# Trolling Motor Problems



## Scallah3 (Oct 6, 2018)

Does it have the twist style forward and reverse handle?


----------



## SomaliPirate (Feb 5, 2016)

Yep, just the standard twist handle.


----------



## jasonrl23 (Jul 27, 2009)

SomaliPirate said:


> Tiller bow mount Riptide that dates to the Clinton Administration. It now has decided to only work in reverse. I don't want to go in reverse. I've tried cussing, the flip flop and even tapping the head with a rubber mallet and spraying electronics cleaner in any crevice I can find. Any ideas? I'm not looking forward to what Miller's Boating would charge me to fix it.


I just rebuilt a EP130 and upgraded it to a 140. Its from the late 90s and I knew nothing about trolling motors before I started.

They are the most simple thing on a boat to repair. Go to minn kota and buy a new control head and switch for the handle. Take a photo before you pull the wires off. Installation is reverse of removal.

Northland Marine is awesome for parts as well. If you call them theyll walk you through any questions you might have about repair.


----------



## SomaliPirate (Feb 5, 2016)

jasonrl23 said:


> I just rebuilt a EP130 and upgraded it to a 140. Its from the late 90s and I knew nothing about trolling motors before I started.
> 
> They are the most simple thing on a boat to repair. Go to minn kota and buy a new control head and switch for the handle. Take a photo before you pull the wires off. Installation is reverse of removal.
> 
> Northland Marine is awesome for parts as well. If you call them theyll walk you through any questions you might have about repair.


Thanks man!


----------



## NealXB2003 (Jun 8, 2020)

I'd probably start by pulling the lower halves apart and visually inspecting the brushes. Easy enough to do. Two screws behind the prop. Just have a replacement gasket on hand.


----------



## timogleason (Jul 27, 2013)

You tube is your friend - I am not very mechanical but the parts are cheap and it is pretty easy after looking at the You tube videos. Will take some time but once you learn, you can do it again.


----------



## Scallah3 (Oct 6, 2018)

Sound like the forward/reverse switch. Very easy to replace.

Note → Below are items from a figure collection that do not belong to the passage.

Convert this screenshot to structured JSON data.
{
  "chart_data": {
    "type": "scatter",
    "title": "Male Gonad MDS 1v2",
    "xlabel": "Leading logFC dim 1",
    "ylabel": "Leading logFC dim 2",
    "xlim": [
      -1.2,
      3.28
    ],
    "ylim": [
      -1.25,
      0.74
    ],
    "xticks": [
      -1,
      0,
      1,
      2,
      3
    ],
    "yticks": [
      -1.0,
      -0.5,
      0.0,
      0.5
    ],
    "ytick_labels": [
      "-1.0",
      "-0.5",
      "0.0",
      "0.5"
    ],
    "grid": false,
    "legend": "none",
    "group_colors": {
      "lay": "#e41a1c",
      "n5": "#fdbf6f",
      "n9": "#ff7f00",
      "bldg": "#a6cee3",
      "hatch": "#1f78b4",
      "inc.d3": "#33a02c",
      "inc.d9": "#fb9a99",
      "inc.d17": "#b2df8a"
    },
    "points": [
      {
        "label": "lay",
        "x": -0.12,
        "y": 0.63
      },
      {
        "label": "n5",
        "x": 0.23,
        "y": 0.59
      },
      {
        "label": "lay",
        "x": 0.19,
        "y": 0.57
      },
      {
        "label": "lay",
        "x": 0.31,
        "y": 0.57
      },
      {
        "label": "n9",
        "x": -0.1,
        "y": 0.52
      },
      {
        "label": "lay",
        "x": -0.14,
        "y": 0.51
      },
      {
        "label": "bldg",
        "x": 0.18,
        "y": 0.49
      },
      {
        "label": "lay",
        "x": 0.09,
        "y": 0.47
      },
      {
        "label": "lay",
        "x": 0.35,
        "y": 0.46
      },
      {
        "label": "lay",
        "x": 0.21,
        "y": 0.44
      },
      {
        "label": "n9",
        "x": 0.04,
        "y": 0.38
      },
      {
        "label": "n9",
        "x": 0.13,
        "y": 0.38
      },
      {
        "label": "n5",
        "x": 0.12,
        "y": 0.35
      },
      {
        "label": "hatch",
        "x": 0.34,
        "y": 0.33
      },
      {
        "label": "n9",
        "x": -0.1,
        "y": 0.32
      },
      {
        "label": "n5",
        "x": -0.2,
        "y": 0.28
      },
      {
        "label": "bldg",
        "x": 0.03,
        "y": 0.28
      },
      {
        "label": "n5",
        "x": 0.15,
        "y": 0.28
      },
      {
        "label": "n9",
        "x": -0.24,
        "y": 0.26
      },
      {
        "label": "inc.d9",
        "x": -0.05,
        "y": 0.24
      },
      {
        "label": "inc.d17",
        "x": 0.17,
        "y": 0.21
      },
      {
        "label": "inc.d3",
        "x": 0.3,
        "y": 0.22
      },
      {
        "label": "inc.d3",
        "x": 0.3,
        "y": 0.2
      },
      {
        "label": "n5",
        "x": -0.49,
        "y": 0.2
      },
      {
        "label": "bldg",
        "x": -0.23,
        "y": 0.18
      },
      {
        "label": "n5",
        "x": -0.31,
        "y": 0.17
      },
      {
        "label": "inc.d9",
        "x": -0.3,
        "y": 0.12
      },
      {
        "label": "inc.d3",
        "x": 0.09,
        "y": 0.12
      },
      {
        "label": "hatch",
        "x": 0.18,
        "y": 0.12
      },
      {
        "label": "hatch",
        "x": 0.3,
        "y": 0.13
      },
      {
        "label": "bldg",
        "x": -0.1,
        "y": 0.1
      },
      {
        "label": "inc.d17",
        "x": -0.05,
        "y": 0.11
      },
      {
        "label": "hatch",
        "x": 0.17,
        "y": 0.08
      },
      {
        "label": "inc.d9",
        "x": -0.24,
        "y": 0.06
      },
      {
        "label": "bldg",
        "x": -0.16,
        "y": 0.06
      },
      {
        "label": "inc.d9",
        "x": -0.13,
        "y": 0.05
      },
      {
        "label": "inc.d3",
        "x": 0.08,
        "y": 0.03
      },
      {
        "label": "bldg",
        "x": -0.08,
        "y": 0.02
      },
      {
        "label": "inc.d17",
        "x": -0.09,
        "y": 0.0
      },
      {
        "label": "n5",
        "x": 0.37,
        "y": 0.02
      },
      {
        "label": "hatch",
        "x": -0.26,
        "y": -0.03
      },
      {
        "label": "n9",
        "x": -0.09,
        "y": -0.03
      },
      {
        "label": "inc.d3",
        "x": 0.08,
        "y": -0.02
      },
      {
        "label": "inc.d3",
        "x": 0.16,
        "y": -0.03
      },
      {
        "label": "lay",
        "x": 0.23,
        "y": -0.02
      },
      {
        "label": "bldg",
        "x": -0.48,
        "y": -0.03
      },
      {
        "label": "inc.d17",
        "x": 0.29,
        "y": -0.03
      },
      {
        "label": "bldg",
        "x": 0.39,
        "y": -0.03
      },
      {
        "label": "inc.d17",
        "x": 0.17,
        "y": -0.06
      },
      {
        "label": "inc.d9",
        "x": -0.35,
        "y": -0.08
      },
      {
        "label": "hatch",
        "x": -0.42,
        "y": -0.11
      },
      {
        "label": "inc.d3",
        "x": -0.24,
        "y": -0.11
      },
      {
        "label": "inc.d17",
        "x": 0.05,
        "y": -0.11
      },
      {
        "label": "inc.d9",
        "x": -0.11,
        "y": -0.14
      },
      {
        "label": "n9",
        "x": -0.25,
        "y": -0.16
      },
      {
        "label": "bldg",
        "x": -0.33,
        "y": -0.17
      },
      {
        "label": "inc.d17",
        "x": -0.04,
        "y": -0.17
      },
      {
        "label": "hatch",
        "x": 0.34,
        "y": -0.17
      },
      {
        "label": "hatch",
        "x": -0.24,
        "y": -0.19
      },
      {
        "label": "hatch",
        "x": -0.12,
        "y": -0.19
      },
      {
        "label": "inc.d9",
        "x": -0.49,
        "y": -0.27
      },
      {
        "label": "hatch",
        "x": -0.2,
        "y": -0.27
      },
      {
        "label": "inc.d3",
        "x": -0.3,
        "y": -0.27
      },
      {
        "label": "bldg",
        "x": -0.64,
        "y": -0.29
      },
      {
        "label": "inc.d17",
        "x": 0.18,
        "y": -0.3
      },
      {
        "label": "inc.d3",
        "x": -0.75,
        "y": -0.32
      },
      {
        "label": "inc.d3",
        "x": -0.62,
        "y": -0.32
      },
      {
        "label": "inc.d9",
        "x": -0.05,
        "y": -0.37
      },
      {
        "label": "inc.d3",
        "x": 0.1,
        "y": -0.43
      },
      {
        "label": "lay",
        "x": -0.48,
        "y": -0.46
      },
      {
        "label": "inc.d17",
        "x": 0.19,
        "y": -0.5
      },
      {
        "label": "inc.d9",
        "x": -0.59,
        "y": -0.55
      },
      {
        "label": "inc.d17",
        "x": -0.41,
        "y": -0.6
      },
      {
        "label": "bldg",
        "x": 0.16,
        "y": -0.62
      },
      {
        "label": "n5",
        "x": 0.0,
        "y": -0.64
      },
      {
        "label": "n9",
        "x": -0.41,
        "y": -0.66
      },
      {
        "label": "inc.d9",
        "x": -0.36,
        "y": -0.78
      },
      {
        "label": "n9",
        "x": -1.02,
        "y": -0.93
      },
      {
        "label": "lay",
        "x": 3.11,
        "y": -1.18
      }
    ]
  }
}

Jason sounds like he put you in the right path.


----------



## Mako 181 (May 1, 2020)

jasonrl23 said:


> I just rebuilt a EP130 and upgraded it to a 140. Its from the late 90s and I knew nothing about trolling motors before I started.
> 
> They are the most simple thing on a boat to repair. Go to minn kota and buy a new control head and switch for the handle. Take a photo before you pull the wires off. Installation is reverse of removal.
> 
> Northland Marine is awesome for parts as well. If you call them theyll walk you through any questions you might have about repair.


I have used Northland as well as Marine Carpeting LLC in GA with lots of success. 

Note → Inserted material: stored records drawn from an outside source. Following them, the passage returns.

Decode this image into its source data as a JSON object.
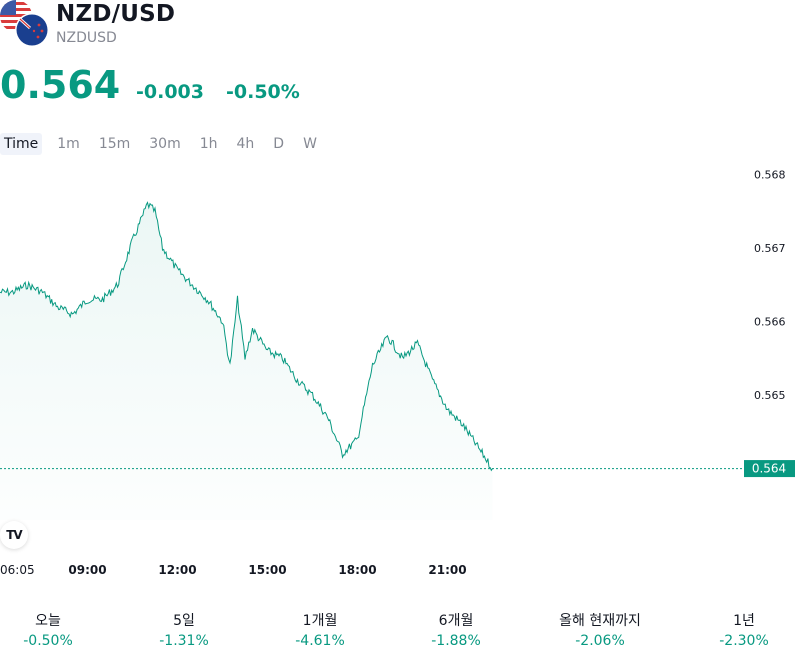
{
  "header": {
    "symbol": "NZD/USD",
    "ticker": "NZDUSD",
    "price": "0.564",
    "change_abs": "-0.003",
    "change_pct": "-0.50%",
    "icons": [
      "us-flag-icon",
      "nz-flag-icon"
    ]
  },
  "colors": {
    "accent": "#089981",
    "text": "#131722",
    "muted": "#868993"
  },
  "tabs": [
    {
      "label": "Time",
      "active": true
    },
    {
      "label": "1m"
    },
    {
      "label": "15m"
    },
    {
      "label": "30m"
    },
    {
      "label": "1h"
    },
    {
      "label": "4h"
    },
    {
      "label": "D"
    },
    {
      "label": "W"
    }
  ],
  "chart_data": {
    "type": "area",
    "y_axis": {
      "ticks": [
        "0.568",
        "0.567",
        "0.566",
        "0.565",
        "0.564"
      ],
      "range": [
        0.5633,
        0.5682
      ]
    },
    "x_axis": {
      "ticks": [
        "06:05",
        "09:00",
        "12:00",
        "15:00",
        "18:00",
        "21:00"
      ]
    },
    "last_price_label": "0.564",
    "series": [
      {
        "x": [
          "06:05",
          "06:30",
          "07:00",
          "07:30",
          "08:00",
          "08:30",
          "09:00",
          "09:30",
          "10:00",
          "10:30",
          "11:00",
          "11:15",
          "11:30",
          "12:00",
          "12:30",
          "13:00",
          "13:30",
          "13:45",
          "14:00",
          "14:15",
          "14:30",
          "15:00",
          "15:30",
          "16:00",
          "16:30",
          "17:00",
          "17:30",
          "18:00",
          "18:30",
          "19:00",
          "19:30",
          "20:00",
          "20:30",
          "21:00",
          "21:30",
          "22:00",
          "22:30"
        ],
        "values": [
          0.5664,
          0.5664,
          0.5665,
          0.5664,
          0.5662,
          0.5661,
          0.5663,
          0.5663,
          0.5665,
          0.5671,
          0.5676,
          0.5675,
          0.567,
          0.5667,
          0.5665,
          0.5663,
          0.566,
          0.5654,
          0.5663,
          0.5655,
          0.5659,
          0.5656,
          0.5655,
          0.5652,
          0.565,
          0.5647,
          0.5642,
          0.5644,
          0.5654,
          0.5658,
          0.5655,
          0.5657,
          0.5652,
          0.5648,
          0.5646,
          0.5643,
          0.564
        ]
      }
    ]
  },
  "performance": [
    {
      "label": "오늘",
      "value": "-0.50%"
    },
    {
      "label": "5일",
      "value": "-1.31%"
    },
    {
      "label": "1개월",
      "value": "-4.61%"
    },
    {
      "label": "6개월",
      "value": "-1.88%"
    },
    {
      "label": "올해 현재까지",
      "value": "-2.06%"
    },
    {
      "label": "1년",
      "value": "-2.30%"
    }
  ],
  "logo_text": "TV"
}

And always Master Repair in Stuart Fl.


----------



## mwolaver (Feb 6, 2014)

If it works in reverse, always, then it should not be a brush problem, right? The Minnkota website is pretty awesome for finding and buying parts. Get the whole forward/reverse/throttle assembly, if that makes sense. Usually way cheap. 

Mike at Master Repair is the man.


----------



## Lowtidelowlife (Aug 19, 2014)

Use a push pole you weenie


----------



## jcwoodard (Sep 19, 2020)

Some great advise on here already, but here is how I would look at the problem. First, is this a late Clinton or early Clinton motor, the info I provide below is for post 2000 and probably better for later than 2010. If you dont have a red, black, white and yellow wire coming out of the tube from the lower unit, stop reading and just get a new motor, because you probably wont be able to find parts. So the typical tiller motor has two points that control the speed, a switch in the control head and a speed control coil that is epoxied into the front piece of the lower unit (LU). If it is the switch in the head, no biggie,15 bucks I think to replace. But you need to make sure its not the speed coil in the LU. Easy way to check, coming out of the tube from the LU should be 4 wires one black, one red, at 12 ga, and one white and one yellow at 14-16 ga. The red and black go directly to the brushes, the white and yellow go to the speed coil, and the yellow is connected to the red side on the brush plate. What you want to do is test the speed coil. Easiest and best way to do this is to take it to a Minn Kota authorized service center. If you are in NC, I am in Hampstead at Eastern Outfitters (910-270-2823) and ask for me (Jon) in the Marine Center. If not, I will try to explain. Disconnect everything from the switch in the head (dont worry the switch is all lableled with what color goes where). Connect the black (from the LU) to a 12V - and alternately connect the white and yellow, as well as the red. The red goes straight to the brush plate, so it will go straight to high speed and I believe the yellow is as well, but when you connect white wire to 12V+, it will be slow speed. If this works as described, then it is the upper switch. But usually on older motors, it is the speed coil. As soon as you take the LU apart you will be able to see the burned out epoxy in the front piece and you will smell it. To replace the speed coil, you will need a new front piece of the LU and a new tube (tube is under a lifetime warranty, but must be done by a warranty center). Tube must be epoxied to the front piece of the LU, and again, best to be done by a MK service center, but you can do it yourself, you will have to pay for the tube along with everything else. This is either too much of an explanation/description or not enough, and I apologize either way, hard to describe something that you can easily see in your head.

Jon


----------



## jcwoodard (Sep 19, 2020)

Lowtidelowlife said:


> Use a push pole you weenie


I Like It!!!! But some people are older, and some days, push poles suck.


----------



## SomaliPirate (Feb 5, 2016)

Lowtidelowlife said:


> Use a push pole you weenie


How am I supposed to use a push pole when I'm slinging live chum?!


----------



## SomaliPirate (Feb 5, 2016)

Thanks for the responses, y'all. I'm going to try to pull her apart this weekend and see what I can come up with.


----------



## Lowtidelowlife (Aug 19, 2014)

SomaliPirate said:


> How am I supposed to use a push pole when I'm slinging live chum?!


If I can use live mullet on a fly rod because I secretly hate everything that is sacred you can too.


----------